Khan R N, Hales C N, Ozanne S E, Adogu A A, Ashford M L
Department of Pharmacology, University of Cambridge, U.K.
Proc Biol Sci. 1993 Sep 22;253(1338):225-31. doi: 10.1098/rspb.1993.0107.
It is generally considered that the sulphonylurea receptor is an integral part of the ATP-sensitive K+ channel. We have investigated this proposal by comparing the binding and functional characteristics of the sulphonylurea receptor and KATP channel by using two rat insulinoma cell lines (CRI-G1 and CRI-D11) of common origin. Insulin release was increased in both cell lines by a variety of metabolizable and non-metabolizable secretagogues but glibenclamide induced an increase in insulin release in G1 cells only. [3H]glibenclamide binding studies showed a substantial reduction in the number of glibenclamide binding sites (Bmax) in the D11 cells compared with G1 cells. Single-channel studies of these cell lines show that the KATP channel is generally unchanged in its biophysical properties and in the number of channels observed. Slight differences were apparent: the KATP channels in D11 cells were much less susceptible to rundown and were slightly less sensitive to block by ATP. However, one major distinction was the lack or much reduced sensitivity of the KATP channel in D11 cells to tolbutamide and glibenclamide. We conclude that the KATP channel can exist and function independently of the sulphonylurea receptor, and therefore it is unlikely that they exist as a single protein assembly.

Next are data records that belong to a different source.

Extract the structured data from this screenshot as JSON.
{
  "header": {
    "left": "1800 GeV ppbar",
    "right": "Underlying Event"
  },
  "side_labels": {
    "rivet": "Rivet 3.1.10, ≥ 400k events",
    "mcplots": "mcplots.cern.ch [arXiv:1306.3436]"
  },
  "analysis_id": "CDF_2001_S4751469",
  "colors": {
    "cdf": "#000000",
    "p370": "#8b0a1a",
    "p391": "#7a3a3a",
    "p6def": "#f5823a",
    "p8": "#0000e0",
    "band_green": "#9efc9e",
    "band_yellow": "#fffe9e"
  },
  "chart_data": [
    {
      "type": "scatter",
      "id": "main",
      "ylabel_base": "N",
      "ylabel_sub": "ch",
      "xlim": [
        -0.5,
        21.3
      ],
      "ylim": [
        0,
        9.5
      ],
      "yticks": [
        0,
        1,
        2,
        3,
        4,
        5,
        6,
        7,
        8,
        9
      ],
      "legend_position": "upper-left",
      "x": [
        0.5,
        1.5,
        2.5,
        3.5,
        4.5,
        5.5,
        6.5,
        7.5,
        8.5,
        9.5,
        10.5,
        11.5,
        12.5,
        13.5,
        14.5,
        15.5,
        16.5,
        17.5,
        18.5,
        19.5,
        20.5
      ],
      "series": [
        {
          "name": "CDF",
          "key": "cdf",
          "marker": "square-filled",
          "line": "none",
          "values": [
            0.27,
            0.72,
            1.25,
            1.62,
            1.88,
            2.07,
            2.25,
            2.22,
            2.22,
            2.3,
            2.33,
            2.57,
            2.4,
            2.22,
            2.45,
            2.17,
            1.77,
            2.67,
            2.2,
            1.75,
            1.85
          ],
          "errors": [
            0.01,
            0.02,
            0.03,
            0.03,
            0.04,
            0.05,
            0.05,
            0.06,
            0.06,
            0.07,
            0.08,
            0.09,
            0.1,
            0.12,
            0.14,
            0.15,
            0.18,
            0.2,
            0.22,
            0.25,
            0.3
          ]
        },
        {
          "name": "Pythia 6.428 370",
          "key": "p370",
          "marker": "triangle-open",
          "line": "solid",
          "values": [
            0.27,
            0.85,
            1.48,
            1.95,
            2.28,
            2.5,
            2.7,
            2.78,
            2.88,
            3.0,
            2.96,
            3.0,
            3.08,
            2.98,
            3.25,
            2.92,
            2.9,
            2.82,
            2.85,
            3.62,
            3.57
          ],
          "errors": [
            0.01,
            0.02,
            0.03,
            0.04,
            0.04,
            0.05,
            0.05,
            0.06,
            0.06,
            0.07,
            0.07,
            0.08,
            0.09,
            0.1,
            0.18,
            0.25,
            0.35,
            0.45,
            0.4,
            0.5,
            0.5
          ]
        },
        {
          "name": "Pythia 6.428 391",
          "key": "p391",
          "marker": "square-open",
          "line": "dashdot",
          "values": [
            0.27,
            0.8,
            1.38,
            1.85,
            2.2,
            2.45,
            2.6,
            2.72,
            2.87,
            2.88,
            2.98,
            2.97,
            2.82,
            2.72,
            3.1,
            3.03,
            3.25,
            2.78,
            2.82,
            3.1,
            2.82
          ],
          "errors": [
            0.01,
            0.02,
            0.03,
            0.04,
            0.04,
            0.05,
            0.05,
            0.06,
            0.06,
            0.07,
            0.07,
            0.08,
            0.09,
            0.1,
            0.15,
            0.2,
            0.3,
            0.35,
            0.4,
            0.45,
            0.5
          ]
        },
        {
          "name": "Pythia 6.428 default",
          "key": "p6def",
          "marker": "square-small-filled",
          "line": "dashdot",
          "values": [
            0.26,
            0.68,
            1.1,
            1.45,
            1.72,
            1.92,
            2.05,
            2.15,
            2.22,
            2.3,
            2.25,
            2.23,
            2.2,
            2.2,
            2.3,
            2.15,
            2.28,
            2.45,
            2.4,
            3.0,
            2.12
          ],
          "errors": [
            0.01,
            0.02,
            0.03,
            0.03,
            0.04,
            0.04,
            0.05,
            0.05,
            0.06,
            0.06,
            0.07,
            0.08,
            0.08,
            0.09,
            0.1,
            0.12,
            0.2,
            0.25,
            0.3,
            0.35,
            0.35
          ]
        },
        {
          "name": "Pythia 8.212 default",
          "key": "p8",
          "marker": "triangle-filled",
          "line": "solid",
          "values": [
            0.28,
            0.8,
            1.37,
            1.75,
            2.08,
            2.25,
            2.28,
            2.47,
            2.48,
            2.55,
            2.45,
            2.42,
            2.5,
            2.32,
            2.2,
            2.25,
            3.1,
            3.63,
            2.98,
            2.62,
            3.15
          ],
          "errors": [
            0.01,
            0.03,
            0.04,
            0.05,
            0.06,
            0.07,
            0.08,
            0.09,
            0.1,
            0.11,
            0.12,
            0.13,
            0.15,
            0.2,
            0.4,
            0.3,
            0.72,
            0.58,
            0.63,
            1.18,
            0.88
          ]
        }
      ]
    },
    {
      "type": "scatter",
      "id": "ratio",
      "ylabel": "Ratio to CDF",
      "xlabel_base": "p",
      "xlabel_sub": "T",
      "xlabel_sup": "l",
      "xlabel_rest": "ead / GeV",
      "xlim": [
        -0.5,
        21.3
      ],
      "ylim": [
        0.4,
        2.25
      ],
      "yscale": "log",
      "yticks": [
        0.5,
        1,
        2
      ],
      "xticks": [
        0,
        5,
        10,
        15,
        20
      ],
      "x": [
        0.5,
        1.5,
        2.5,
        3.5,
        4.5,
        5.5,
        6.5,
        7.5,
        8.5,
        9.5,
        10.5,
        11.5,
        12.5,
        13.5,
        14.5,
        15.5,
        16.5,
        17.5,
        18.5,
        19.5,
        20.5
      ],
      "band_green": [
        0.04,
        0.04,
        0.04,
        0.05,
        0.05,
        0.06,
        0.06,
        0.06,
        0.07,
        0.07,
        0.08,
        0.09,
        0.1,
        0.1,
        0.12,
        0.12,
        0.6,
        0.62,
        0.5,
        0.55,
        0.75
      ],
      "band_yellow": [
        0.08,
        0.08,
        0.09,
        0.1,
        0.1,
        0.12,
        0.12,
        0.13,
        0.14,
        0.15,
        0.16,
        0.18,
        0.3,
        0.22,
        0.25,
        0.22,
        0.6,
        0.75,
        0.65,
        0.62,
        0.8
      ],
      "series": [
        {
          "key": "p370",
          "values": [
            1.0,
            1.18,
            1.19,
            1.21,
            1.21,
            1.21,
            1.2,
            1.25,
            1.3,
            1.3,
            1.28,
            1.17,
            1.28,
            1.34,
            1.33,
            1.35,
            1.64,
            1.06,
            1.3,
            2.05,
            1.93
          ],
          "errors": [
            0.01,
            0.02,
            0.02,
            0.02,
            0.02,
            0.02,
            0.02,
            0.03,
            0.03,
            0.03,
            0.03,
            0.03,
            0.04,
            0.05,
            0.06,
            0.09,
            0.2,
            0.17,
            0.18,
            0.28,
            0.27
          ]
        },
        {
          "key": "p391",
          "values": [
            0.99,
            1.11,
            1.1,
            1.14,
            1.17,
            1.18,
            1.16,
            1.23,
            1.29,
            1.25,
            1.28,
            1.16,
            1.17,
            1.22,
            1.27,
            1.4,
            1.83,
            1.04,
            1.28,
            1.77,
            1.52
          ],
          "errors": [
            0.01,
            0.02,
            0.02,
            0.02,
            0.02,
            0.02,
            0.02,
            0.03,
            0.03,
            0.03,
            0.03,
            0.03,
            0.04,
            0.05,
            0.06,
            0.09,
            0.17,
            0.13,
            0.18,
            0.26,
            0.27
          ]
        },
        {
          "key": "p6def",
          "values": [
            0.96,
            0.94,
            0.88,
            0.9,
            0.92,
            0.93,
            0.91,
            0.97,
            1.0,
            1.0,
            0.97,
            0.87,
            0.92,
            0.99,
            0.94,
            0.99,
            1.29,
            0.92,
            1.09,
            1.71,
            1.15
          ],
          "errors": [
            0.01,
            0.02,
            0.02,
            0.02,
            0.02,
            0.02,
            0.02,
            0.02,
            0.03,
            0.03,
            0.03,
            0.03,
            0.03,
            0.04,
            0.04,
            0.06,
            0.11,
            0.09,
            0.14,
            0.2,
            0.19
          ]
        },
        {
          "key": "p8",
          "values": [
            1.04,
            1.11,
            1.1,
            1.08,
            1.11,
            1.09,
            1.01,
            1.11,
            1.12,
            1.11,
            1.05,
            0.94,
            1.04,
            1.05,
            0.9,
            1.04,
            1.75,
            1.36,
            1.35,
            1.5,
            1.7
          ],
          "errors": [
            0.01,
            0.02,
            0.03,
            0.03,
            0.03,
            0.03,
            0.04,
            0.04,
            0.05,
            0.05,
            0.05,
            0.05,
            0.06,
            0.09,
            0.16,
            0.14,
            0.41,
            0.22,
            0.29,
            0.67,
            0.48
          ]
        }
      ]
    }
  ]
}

一般认为磺脲类受体是ATP敏感性钾通道的一个组成部分。我们通过使用两个源自同一亲本的大鼠胰岛素瘤细胞系(CRI-G1和CRI-D11),比较磺脲类受体和KATP通道的结合及功能特性,对这一观点进行了研究。多种可代谢和不可代谢的促分泌剂均可使这两种细胞系的胰岛素释放增加,但格列本脲仅能使G1细胞的胰岛素释放增加。[3H]格列本脲结合研究显示,与G1细胞相比,D11细胞中格列本脲结合位点的数量(Bmax)大幅减少。对这些细胞系进行的单通道研究表明,KATP通道的生物物理特性和所观察到的通道数量总体上没有变化。有一些细微差异很明显:D11细胞中的KATP通道不太容易出现电流衰减,对ATP阻断的敏感性也略低。然而,一个主要区别是D11细胞中的KATP通道对甲苯磺丁脲和格列本脲缺乏敏感性或敏感性大幅降低。我们得出结论,KATP通道可以独立于磺脲类受体而存在并发挥功能,因此它们不太可能以单一蛋白质复合体的形式存在。